Wir leben im visuellen Zeitalter – heißt es.
„Das Wort“, das – laut Bibel – am Anfang war, wird im Medien-Jahrhundert gefährlich oft zur kurzen aggressiven Pointe verknappt, weil das komplizierte Ganze eines Textes keine griffige Schlagzeile hergäbe.
Das Bewusstsein für Sprache zu schärfen, Worthülse von Wahrheit trennen zu lernen, statt Agitation und Polemik aufzusitzen, muss deshalb eine wichtige Aufgabe in jeder Demokratie sein. Im globalen Jahrtausend ist das vielleicht noch schwieriger geworden, als es das schon immer war. Sprache umfassend zu erlernen, das heißt, Grundlagen für Bildung zu schaffen, und Bildung zu schaffen bedeutet auch, bessere Aufstiegschancen zu ermöglichen.
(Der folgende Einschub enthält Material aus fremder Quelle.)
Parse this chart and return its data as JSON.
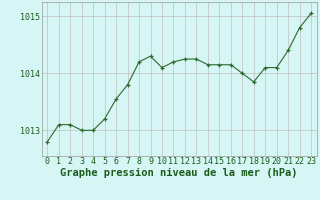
{
  "x": [
    0,
    1,
    2,
    3,
    4,
    5,
    6,
    7,
    8,
    9,
    10,
    11,
    12,
    13,
    14,
    15,
    16,
    17,
    18,
    19,
    20,
    21,
    22,
    23
  ],
  "y": [
    1012.8,
    1013.1,
    1013.1,
    1013.0,
    1013.0,
    1013.2,
    1013.55,
    1013.8,
    1014.2,
    1014.3,
    1014.1,
    1014.2,
    1014.25,
    1014.25,
    1014.15,
    1014.15,
    1014.15,
    1014.0,
    1013.85,
    1014.1,
    1014.1,
    1014.4,
    1014.8,
    1015.05
  ],
  "line_color": "#2d6a2d",
  "marker_color": "#2d6a2d",
  "bg_color": "#d6f5f5",
  "grid_color": "#c0c0c0",
  "border_color": "#999999",
  "xlabel": "Graphe pression niveau de la mer (hPa)",
  "xlabel_fontsize": 7.5,
  "tick_fontsize": 6.0,
  "yticks": [
    1013,
    1014,
    1015
  ],
  "ylim": [
    1012.55,
    1015.25
  ],
  "xlim": [
    -0.5,
    23.5
  ]
}
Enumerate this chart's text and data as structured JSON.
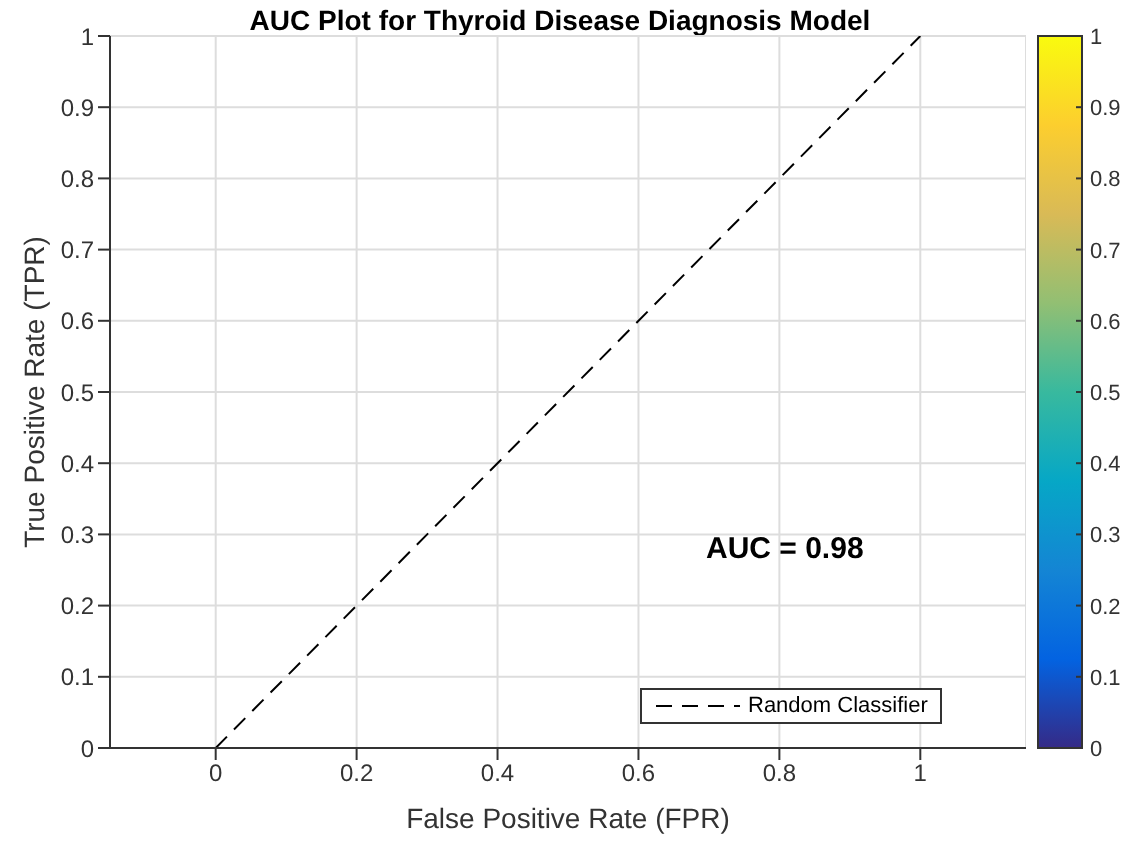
{
  "chart_data": {
    "type": "line",
    "title": "AUC Plot for Thyroid Disease Diagnosis Model",
    "xlabel": "False Positive Rate (FPR)",
    "ylabel": "True Positive Rate (TPR)",
    "series": [
      {
        "name": "Random Classifier",
        "color": "#000000",
        "x": [
          0,
          1
        ],
        "values": [
          0,
          1
        ],
        "line_style": "dashed",
        "marker": "none"
      }
    ],
    "xlim": [
      -0.15,
      1.15
    ],
    "xticks": [
      0,
      0.2,
      0.4,
      0.6,
      0.8,
      1
    ],
    "ylim": [
      0,
      1
    ],
    "yticks": [
      0,
      0.1,
      0.2,
      0.3,
      0.4,
      0.5,
      0.6,
      0.7,
      0.8,
      0.9,
      1
    ],
    "grid": true,
    "legend": "bottom right",
    "annotations": [
      "AUC = 0.98"
    ],
    "clim": [
      0,
      1
    ],
    "cticks": [
      0,
      0.1,
      0.2,
      0.3,
      0.4,
      0.5,
      0.6,
      0.7,
      0.8,
      0.9,
      1
    ]
  }
}
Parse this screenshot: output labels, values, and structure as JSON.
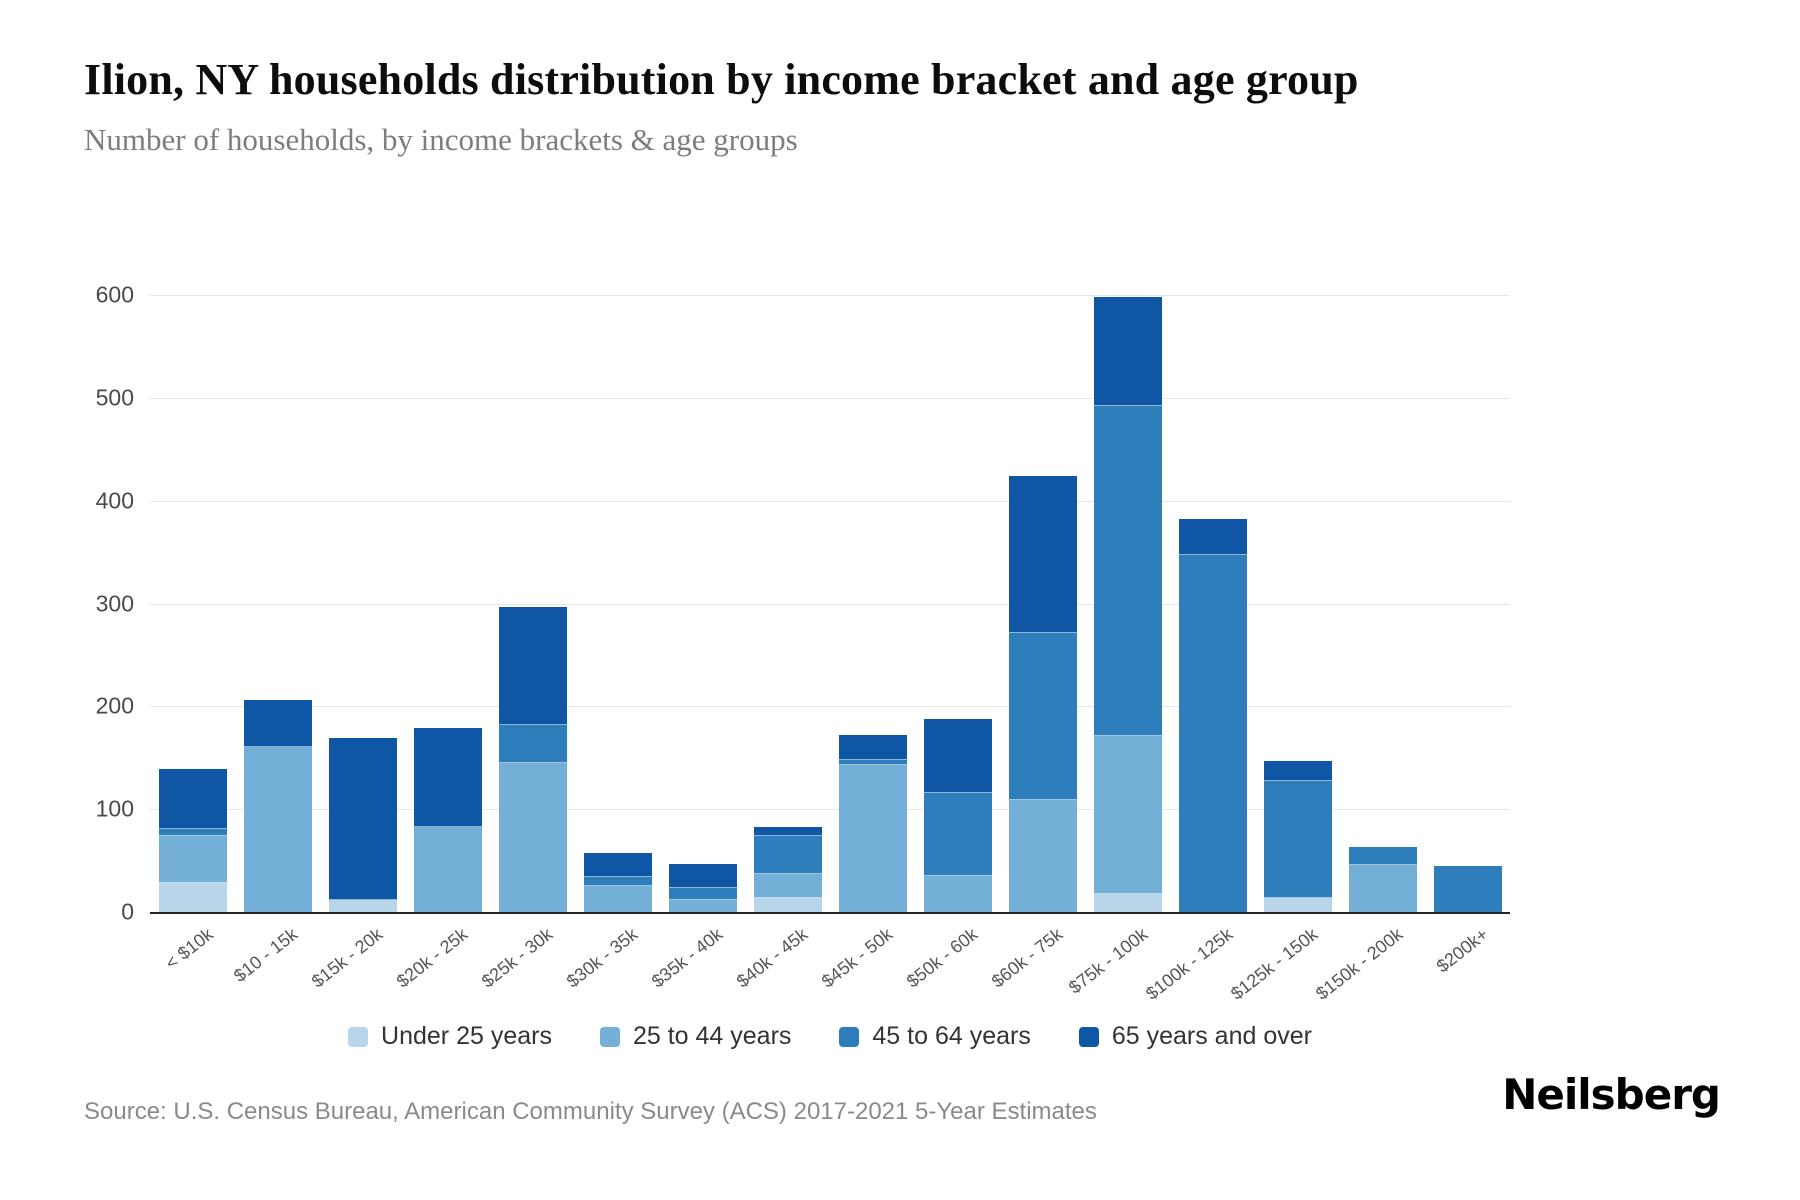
{
  "header": {
    "title": "Ilion, NY households distribution by income bracket and age group",
    "subtitle": "Number of households, by income brackets & age groups"
  },
  "footer": {
    "source": "Source: U.S. Census Bureau, American Community Survey (ACS) 2017-2021 5-Year Estimates",
    "brand": "Neilsberg"
  },
  "chart_data": {
    "type": "bar",
    "stacked": true,
    "title": "Ilion, NY households distribution by income bracket and age group",
    "xlabel": "",
    "ylabel": "Number of households",
    "ylim": [
      0,
      600
    ],
    "yticks": [
      0,
      100,
      200,
      300,
      400,
      500,
      600
    ],
    "grid": "horizontal",
    "legend_position": "bottom",
    "categories": [
      "< $10k",
      "$10 - 15k",
      "$15k - 20k",
      "$20k - 25k",
      "$25k - 30k",
      "$30k - 35k",
      "$35k - 40k",
      "$40k - 45k",
      "$45k - 50k",
      "$50k - 60k",
      "$60k - 75k",
      "$75k - 100k",
      "$100k - 125k",
      "$125k - 150k",
      "$150k - 200k",
      "$200k+"
    ],
    "series": [
      {
        "name": "Under 25 years",
        "color": "#b8d5ea",
        "values": [
          28,
          0,
          12,
          0,
          0,
          0,
          0,
          14,
          0,
          0,
          0,
          18,
          0,
          14,
          0,
          0
        ]
      },
      {
        "name": "25 to 44 years",
        "color": "#73afd6",
        "values": [
          45,
          160,
          0,
          83,
          145,
          25,
          12,
          22,
          143,
          35,
          109,
          152,
          0,
          0,
          46,
          0
        ]
      },
      {
        "name": "45 to 64 years",
        "color": "#2e7ebc",
        "values": [
          6,
          0,
          0,
          0,
          36,
          8,
          10,
          36,
          4,
          80,
          161,
          320,
          347,
          112,
          16,
          45
        ]
      },
      {
        "name": "65 years and over",
        "color": "#0f57a4",
        "values": [
          57,
          45,
          156,
          95,
          114,
          22,
          23,
          8,
          23,
          71,
          152,
          105,
          34,
          19,
          0,
          0
        ]
      }
    ]
  }
}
Sprache differenziert zu erlernen,das beinhaltet auch, Gefühle klarer auszudrücken und sie so zu bändigen. Das, was viele Menschen verbindet, ist ein bestimmtes Lebensgefühl, und wer diesem Lebensgefühl Ausdruck verleiht, der kann mit Aufmerksamkeit rechnen. Wir wollen die Menschen über ihr Lebensgefühl ansprechen, und wir hoffen, dabei auch gerade Jugendliche zu erreichen: Alle, die sich selbst in einem Text wiedererkennen, werden die sprachlich gelungene Umsetzung ihres Themas anerkennen.
Was Bestand hat, werden spätere Generationen entscheiden. Was die Stimmung der vergangenen zwölf Monate am treffendsten widerspiegelt, entscheiden wir selbst. Zur Prämierung kommt alles in Betracht, was als Medium für seine Aussage die deutsche Sprache im Original benutzt und was darüber hinaus einen über das Tagesgeschäft hinausgehenden Anspruch erfüllt.

Unser Ziel versuchen wir zu erreichen, indem wir bereits Vorliegendes auszeichnen und Neues anregen. Das bedeutet:
1. die Vergabe eines Preises von 10.000,00 € für einen Text, der das Lebensgefühl des vergangenen Jahres in sprachlich überzeugender Form darstellt. Neben dem Geldpreis wird dem Preisträger als Stiftungs-Symbol eine „Rinke“ übergeben. Rinke ist ein alemannisches Wort für Gürtelschnalle.
2. die Vergabe eines Stipendiums, das es einem jährlich neu zu bestimmenden Schriftsteller ermöglicht, das Tagebuch des jeweils kommenden Jahres in künstlerischer Form zu erarbeiten. Dieses Projekt, die TAGEWERK-Reihe, wird eine Enzyklopädie der Zukunft bilden.